Татьяна Толстая: «Есть художники, которые оглушают, как Ван Гог и Рембрандт, а есть успокоительные, приятные и милые»

Главная музейная премьера осени — это не выставка, а спектакль-ходилка «Флора»: отправитесь в путешествие по вечернему Эрмитажу с 16 сентября — на встречу с 12 перформансами и 12 шедеврами старых мастеров. Арт-медиацию у Рембрандта сделает Татьяна Толстая. Как это так, уточнила у Татьяны Никитичны куратор Лиза Савина.

САВИНА: Татьяна Никитична, поводом к нашей беседе послужил спектакль «Флора», премьера которого состоится в Эрмитаже 16 сентября.

ТОЛСТАЯ: Ну, я на самом деле не очень понимаю свою роль в нем.

САВИНА: Давайте я вкратце расскажу. В 2010 году Жаклин Корнмюллер режиссер… эм-м-м… -ка. Театральная.

ТОЛСТАЯ: Я предпочитаю по-старому: режиссерша.

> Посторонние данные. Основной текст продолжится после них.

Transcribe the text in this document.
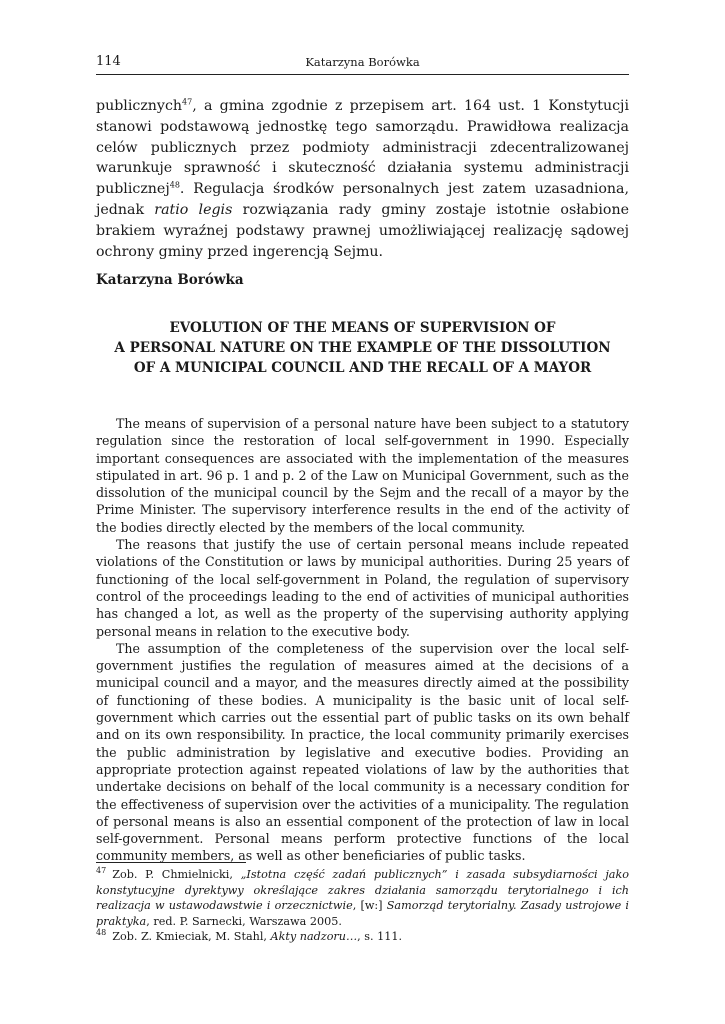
114	Katarzyna Borówka
publicznych$^{47}$, a gmina zgodnie z przepisem art. 164 ust. 1 Konstytucji stanowi podstawową jednostkę tego samorządu. Prawidłowa realizacja celów publicznych przez podmioty administracji zdecentralizowanej warunkuje sprawność i skuteczność działania systemu administracji publicznej$^{48}$. Regulacja środków personalnych jest zatem uzasadniona, jednak ratio legis rozwiązania rady gminy zostaje istotnie osłabione brakiem wyraźnej podstawy prawnej umożliwiającej realizację sądowej ochrony gminy przed ingerencją Sejmu.
Katarzyna Borówka
EVOLUTION OF THE MEANS OF SUPERVISION OF
A PERSONAL NATURE ON THE EXAMPLE OF THE DISSOLUTION
OF A MUNICIPAL COUNCIL AND THE RECALL OF A MAYOR

The means of supervision of a personal nature have been subject to a statutory regulation since the restoration of local self-government in 1990. Especially important consequences are associated with the implementation of the measures stipulated in art. 96 p. 1 and p. 2 of the Law on Municipal Government, such as the dissolution of the municipal council by the Sejm and the recall of a mayor by the Prime Minister. The supervisory interference results in the end of the activity of the bodies directly elected by the members of the local community.

The reasons that justify the use of certain personal means include repeated violations of the Constitution or laws by municipal authorities. During 25 years of functioning of the local self-government in Poland, the regulation of supervisory control of the proceedings leading to the end of activities of municipal authorities has changed a lot, as well as the property of the supervising authority applying personal means in relation to the executive body.

The assumption of the completeness of the supervision over the local self-government justifies the regulation of measures aimed at the decisions of a municipal council and a mayor, and the measures directly aimed at the possibility of functioning of these bodies. A municipality is the basic unit of local self-government which carries out the essential part of public tasks on its own behalf and on its own responsibility. In practice, the local community primarily exercises the public administration by legislative and executive bodies. Providing an appropriate protection against repeated violations of law by the authorities that undertake decisions on behalf of the local community is a necessary condition for the effectiveness of supervision over the activities of a municipality. The regulation of personal means is also an essential component of the protection of law in local self-government. Personal means perform protective functions of the local community members, as well as other beneficiaries of public tasks.

$^{47}$ Zob. P. Chmielnicki, „Istotna część zadań publicznych” i zasada subsydiarności jako konstytucyjne dyrektywy określające zakres działania samorządu terytorialnego i ich realizacja w ustawodawstwie i orzecznictwie, [w:] Samorząd terytorialny. Zasady ustrojowe i praktyka, red. P. Sarnecki, Warszawa 2005.

$^{48}$ Zob. Z. Kmieciak, M. Stahl, Akty nadzoru…, s. 111.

САВИНА: Хорошо, режиссерша. Корнмюллер и Питер Вольф в 2010 году выпустили проект в музее Kunsthistorisches в Вене. Это была довольно успешная попытка создать художественную медиацию нового типа. Ибо зритель всегда считает, что неплохо знает классическое искусство. А на самом деле знает и понимает мало, просто форма привычная. И австрийцы, задумавшись, как с этой проблемой работать, решили осуществить режиссерскую серию перформансов, которые условно кружат вокруг предметов музея. Эрмитаж, основанный на принципе «не хуже, чем в Европах», тоже позвал Корнмюллер, чтобы она придумала как покружить вокруг эрмитажных предметов. Ваш текст стал частью перформанса (актер Владимир Кузнецов читает — точнее исполняет — эссе Татьяны Толстой «Хороший сын» у шедевра Рембрандта. — Прим. ред.). И то, что вы сделали — это суперважная вещь, потому что это медиация от одного зрителя к другому, где оба существуют в литературоцентричной модели. Я прочитала ваше эссе и мне очень понравилось: вы ведете зрителя как читателя — через описательное искусствоведение к литературе. То есть сначала вы описывали, потом создали драматическую историю, обозначив конфликт, и оставили нас наедине с открытым финалом. А это очень тонко в рамках заданного формата, потому что мы так устроены, что открытый финал нас не устраивает — нам хочется устойчивости. И мы начинаем искать новые сведения.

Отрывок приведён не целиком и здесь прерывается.